Foi difícil não tremer aos seus olhos, ao seu cheiro. Confissão rasgada no rosto de que você é para mim causa e efeito. Ainda sim, guardei as declarações na minha maldita caixa de segredos. Recusei todos os míseros motivos que me levariam a você, mas ainda que não quisesse me entregar, se observar bem, sempre me entrego a você. Seja pela fala gaguejada, pelo brilho nos olhos, seja pelo incômodo que é te ver e não te ter, te descobrir e não te achar. Quis evitar revelar que é “difícil te ver sem te amar, difícil é te amar sem morrer de amores”. Mero engano de quem sabe o futuro e suas consequências, mas que não consegue impedi-lo. Ele tem que acontecer para acalmar meu peito ainda que dilacere minhas vísceras.
Disfarçadamente, desviei os olhos para te ver e vi que você me via e me olhava também. Fingi desapego, mas meus olhos condenavam o afeto que guardo na alma.
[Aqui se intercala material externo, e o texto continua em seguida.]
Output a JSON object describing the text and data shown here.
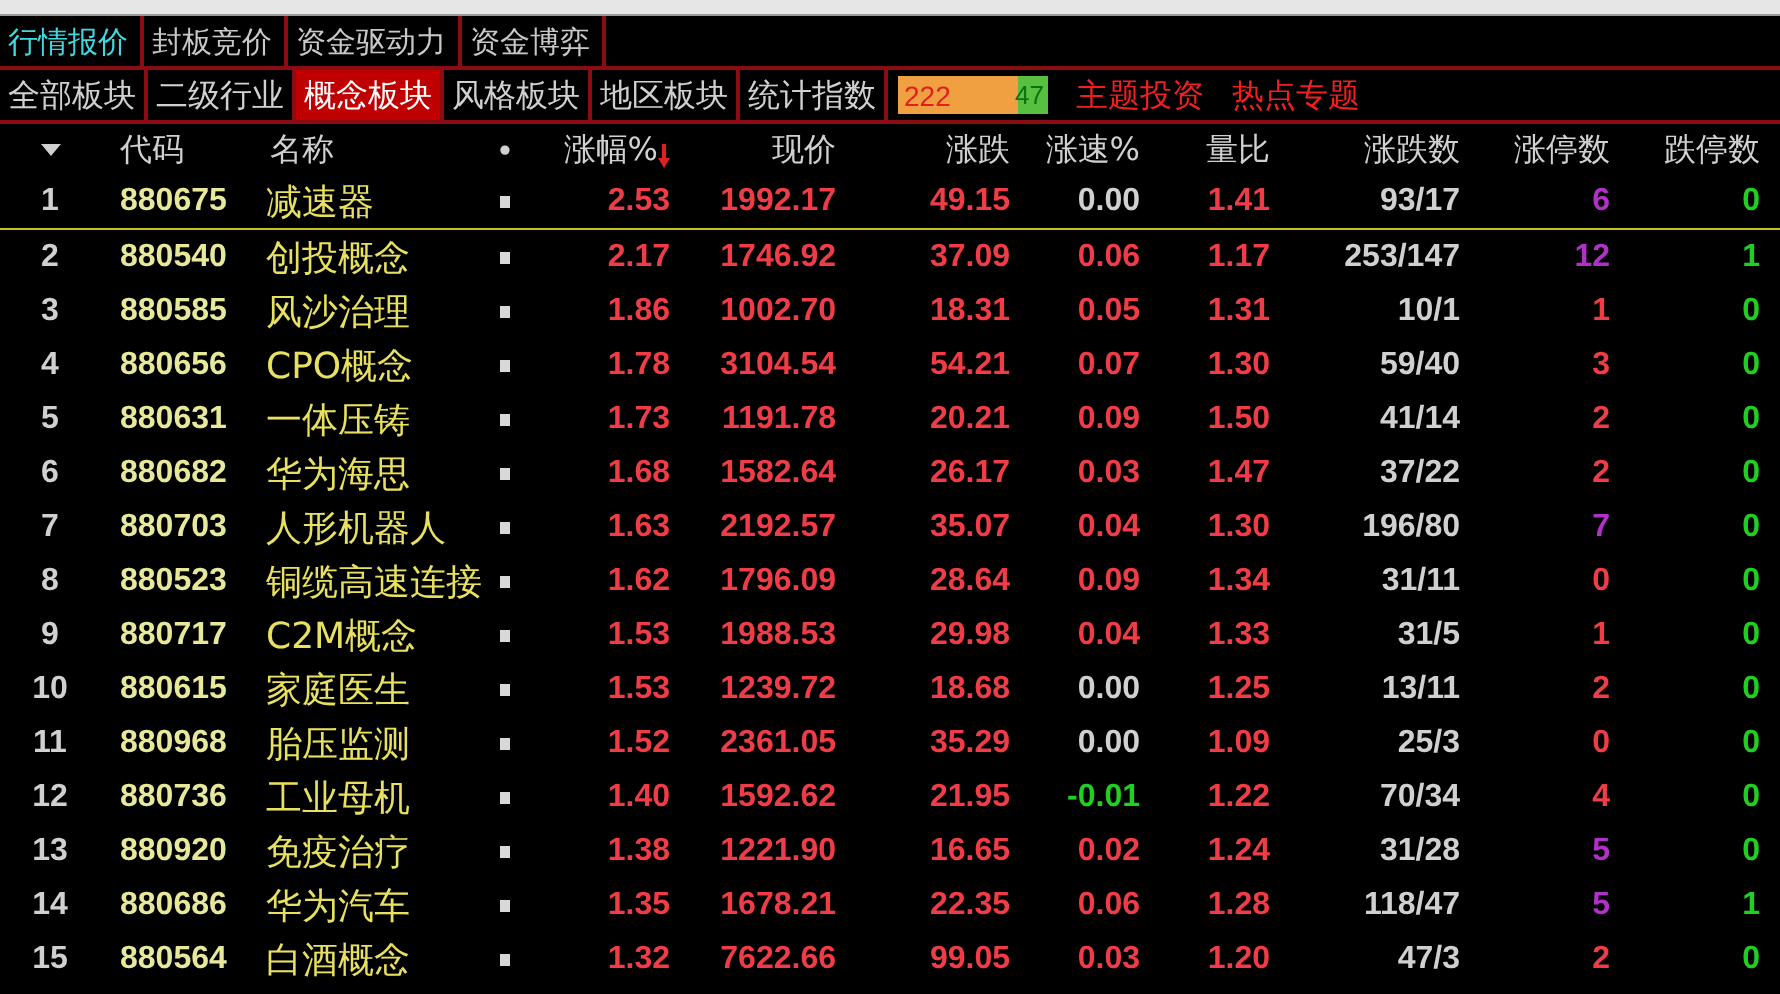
{
  "top_tabs": [
    {
      "label": "行情报价",
      "selected": true
    },
    {
      "label": "封板竞价",
      "selected": false
    },
    {
      "label": "资金驱动力",
      "selected": false
    },
    {
      "label": "资金博弈",
      "selected": false
    }
  ],
  "sector_tabs": [
    {
      "label": "全部板块",
      "selected": false
    },
    {
      "label": "二级行业",
      "selected": false
    },
    {
      "label": "概念板块",
      "selected": true
    },
    {
      "label": "风格板块",
      "selected": false
    },
    {
      "label": "地区板块",
      "selected": false
    },
    {
      "label": "统计指数",
      "selected": false
    }
  ],
  "breadth": {
    "up": "222",
    "down": "47",
    "level": 0.8
  },
  "links": [
    "主题投资",
    "热点专题"
  ],
  "table": {
    "columns": [
      {
        "label": "代码",
        "sorted": false
      },
      {
        "label": "名称",
        "sorted": false
      },
      {
        "label": "•",
        "sorted": false
      },
      {
        "label": "涨幅%",
        "sorted": true
      },
      {
        "label": "现价",
        "sorted": false
      },
      {
        "label": "涨跌",
        "sorted": false
      },
      {
        "label": "涨速%",
        "sorted": false
      },
      {
        "label": "量比",
        "sorted": false
      },
      {
        "label": "涨跌数",
        "sorted": false
      },
      {
        "label": "涨停数",
        "sorted": false
      },
      {
        "label": "跌停数",
        "sorted": false
      }
    ],
    "rows": [
      {
        "index": "1",
        "code": "880675",
        "name": "减速器",
        "change": "2.53",
        "price": "1992.17",
        "diff": "49.15",
        "speed": {
          "text": "0.00",
          "color": "#d0d0d0"
        },
        "ratio": "1.41",
        "updown": "93/17",
        "limit_up": {
          "text": "6",
          "color": "#b030c8"
        },
        "limit_down": "0",
        "selected": true
      },
      {
        "index": "2",
        "code": "880540",
        "name": "创投概念",
        "change": "2.17",
        "price": "1746.92",
        "diff": "37.09",
        "speed": {
          "text": "0.06",
          "color": "#f03c46"
        },
        "ratio": "1.17",
        "updown": "253/147",
        "limit_up": {
          "text": "12",
          "color": "#b030c8"
        },
        "limit_down": "1",
        "selected": false
      },
      {
        "index": "3",
        "code": "880585",
        "name": "风沙治理",
        "change": "1.86",
        "price": "1002.70",
        "diff": "18.31",
        "speed": {
          "text": "0.05",
          "color": "#f03c46"
        },
        "ratio": "1.31",
        "updown": "10/1",
        "limit_up": {
          "text": "1",
          "color": "#f03c46"
        },
        "limit_down": "0",
        "selected": false
      },
      {
        "index": "4",
        "code": "880656",
        "name": "CPO概念",
        "change": "1.78",
        "price": "3104.54",
        "diff": "54.21",
        "speed": {
          "text": "0.07",
          "color": "#f03c46"
        },
        "ratio": "1.30",
        "updown": "59/40",
        "limit_up": {
          "text": "3",
          "color": "#f03c46"
        },
        "limit_down": "0",
        "selected": false
      },
      {
        "index": "5",
        "code": "880631",
        "name": "一体压铸",
        "change": "1.73",
        "price": "1191.78",
        "diff": "20.21",
        "speed": {
          "text": "0.09",
          "color": "#f03c46"
        },
        "ratio": "1.50",
        "updown": "41/14",
        "limit_up": {
          "text": "2",
          "color": "#f03c46"
        },
        "limit_down": "0",
        "selected": false
      },
      {
        "index": "6",
        "code": "880682",
        "name": "华为海思",
        "change": "1.68",
        "price": "1582.64",
        "diff": "26.17",
        "speed": {
          "text": "0.03",
          "color": "#f03c46"
        },
        "ratio": "1.47",
        "updown": "37/22",
        "limit_up": {
          "text": "2",
          "color": "#f03c46"
        },
        "limit_down": "0",
        "selected": false
      },
      {
        "index": "7",
        "code": "880703",
        "name": "人形机器人",
        "change": "1.63",
        "price": "2192.57",
        "diff": "35.07",
        "speed": {
          "text": "0.04",
          "color": "#f03c46"
        },
        "ratio": "1.30",
        "updown": "196/80",
        "limit_up": {
          "text": "7",
          "color": "#b030c8"
        },
        "limit_down": "0",
        "selected": false
      },
      {
        "index": "8",
        "code": "880523",
        "name": "铜缆高速连接",
        "change": "1.62",
        "price": "1796.09",
        "diff": "28.64",
        "speed": {
          "text": "0.09",
          "color": "#f03c46"
        },
        "ratio": "1.34",
        "updown": "31/11",
        "limit_up": {
          "text": "0",
          "color": "#f03c46"
        },
        "limit_down": "0",
        "selected": false
      },
      {
        "index": "9",
        "code": "880717",
        "name": "C2M概念",
        "change": "1.53",
        "price": "1988.53",
        "diff": "29.98",
        "speed": {
          "text": "0.04",
          "color": "#f03c46"
        },
        "ratio": "1.33",
        "updown": "31/5",
        "limit_up": {
          "text": "1",
          "color": "#f03c46"
        },
        "limit_down": "0",
        "selected": false
      },
      {
        "index": "10",
        "code": "880615",
        "name": "家庭医生",
        "change": "1.53",
        "price": "1239.72",
        "diff": "18.68",
        "speed": {
          "text": "0.00",
          "color": "#d0d0d0"
        },
        "ratio": "1.25",
        "updown": "13/11",
        "limit_up": {
          "text": "2",
          "color": "#f03c46"
        },
        "limit_down": "0",
        "selected": false
      },
      {
        "index": "11",
        "code": "880968",
        "name": "胎压监测",
        "change": "1.52",
        "price": "2361.05",
        "diff": "35.29",
        "speed": {
          "text": "0.00",
          "color": "#d0d0d0"
        },
        "ratio": "1.09",
        "updown": "25/3",
        "limit_up": {
          "text": "0",
          "color": "#f03c46"
        },
        "limit_down": "0",
        "selected": false
      },
      {
        "index": "12",
        "code": "880736",
        "name": "工业母机",
        "change": "1.40",
        "price": "1592.62",
        "diff": "21.95",
        "speed": {
          "text": "-0.01",
          "color": "#20d020"
        },
        "ratio": "1.22",
        "updown": "70/34",
        "limit_up": {
          "text": "4",
          "color": "#f03c46"
        },
        "limit_down": "0",
        "selected": false
      },
      {
        "index": "13",
        "code": "880920",
        "name": "免疫治疗",
        "change": "1.38",
        "price": "1221.90",
        "diff": "16.65",
        "speed": {
          "text": "0.02",
          "color": "#f03c46"
        },
        "ratio": "1.24",
        "updown": "31/28",
        "limit_up": {
          "text": "5",
          "color": "#b030c8"
        },
        "limit_down": "0",
        "selected": false
      },
      {
        "index": "14",
        "code": "880686",
        "name": "华为汽车",
        "change": "1.35",
        "price": "1678.21",
        "diff": "22.35",
        "speed": {
          "text": "0.06",
          "color": "#f03c46"
        },
        "ratio": "1.28",
        "updown": "118/47",
        "limit_up": {
          "text": "5",
          "color": "#b030c8"
        },
        "limit_down": "1",
        "selected": false
      },
      {
        "index": "15",
        "code": "880564",
        "name": "白酒概念",
        "change": "1.32",
        "price": "7622.66",
        "diff": "99.05",
        "speed": {
          "text": "0.03",
          "color": "#f03c46"
        },
        "ratio": "1.20",
        "updown": "47/3",
        "limit_up": {
          "text": "2",
          "color": "#f03c46"
        },
        "limit_down": "0",
        "selected": false
      }
    ]
  }
}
Você, por sua vez, ao me olhar desconcertadamente, mandava a mensagem de interesse, de querer estar junto, ainda que veladamente pareça pecado e proibido. Até os mais despercebidos sentiam a tensão de nosso encontro. Acenei com a chance, mas paralisei quando você acenou primeiro. Você de um lado e eu do outro, quando ali, na verdade não tinha mais ninguém. Era somente eu, você e o mundo. E é assim quando estamos perto um do outro, ainda que nunca estejamos exatamente juntos.
Sim! Quando nos encontramos todos os rostos somem com toda a conversa fiada e com toda a música de fundo. Não são as cidades que param, somos nós que paramos o mundo. E ainda que vigiados por uma astronave, nada consegue impedir que as estrelas se apaguem e a lua se esconda para que sejamos somente eu, você e o mundo.
Isso assusta, provoca medo nossas provocações, provam temor nossas provações... Mas a força que nos leva um para o outro é mais forte, difícil de conter, impossível de aniquilar. Ainda que vacilemos, o tempo para, as estações freiam porque o que tem que ser será e com a gente é, de um modo ou de outro. Fugimos disso, mas a fuga é frustrada porque ela vem e nos caça e nos junta. Corremos um do outro, para no fim corrermos um para os braços do outro.
Sorrimos, lamentamos, nos deliciamos com os dissabores petiscados de nossas lições. Tememos o que ocorre na nossa junção e desviamos os olhos para ocultar o que a atmosfera insiste em despir. O orgulho nos paralisa, impossibilidades fajutas tentam nos afastar. Cobro explicações e te culpo pela distração, se desculpa com fala serena, quase educada e age. Esperamos atingir a imperfeição para descobrir argumentos inexistentes de que não devemos seguir o que diz a música. Insistimos em procurar em outro lugar o que encontramos o que está bem ali entre eu, você e o mundo.
Sou só eu, você e o mundo e nada mais, ninguém mais, coisa alguma, intrusão qualquer. Libertos para fazermos o que nos permitirmos. A música toca e nos toca, nos tocamos. Seguimos a música acrescentando alguns versos exclusivamente nossos e nos concedemos a dança de passos inventados na hora que invejam até mesmo as danças mais coreografadas e ensaiadas dos bailes das realezas europeias. Rodopiamos sem tontear. Flutuamos ao nos beijar. Somos felizes sem saber descrever bem o que é a felicidade e nos amamos sem experimentar ao todo tudo o que é o amor. Esquecemos o pudor, desconhecemos o temor e ainda que certos das incertezas, frente a frente, olhos fixos no único olhar que sabemos existir, nos curvamos um para o outro para provar igualmente que somos apenas um, ao ponto que não é eu, você e o mundo, mas nós e o mundo, o mundo e nós, somente um.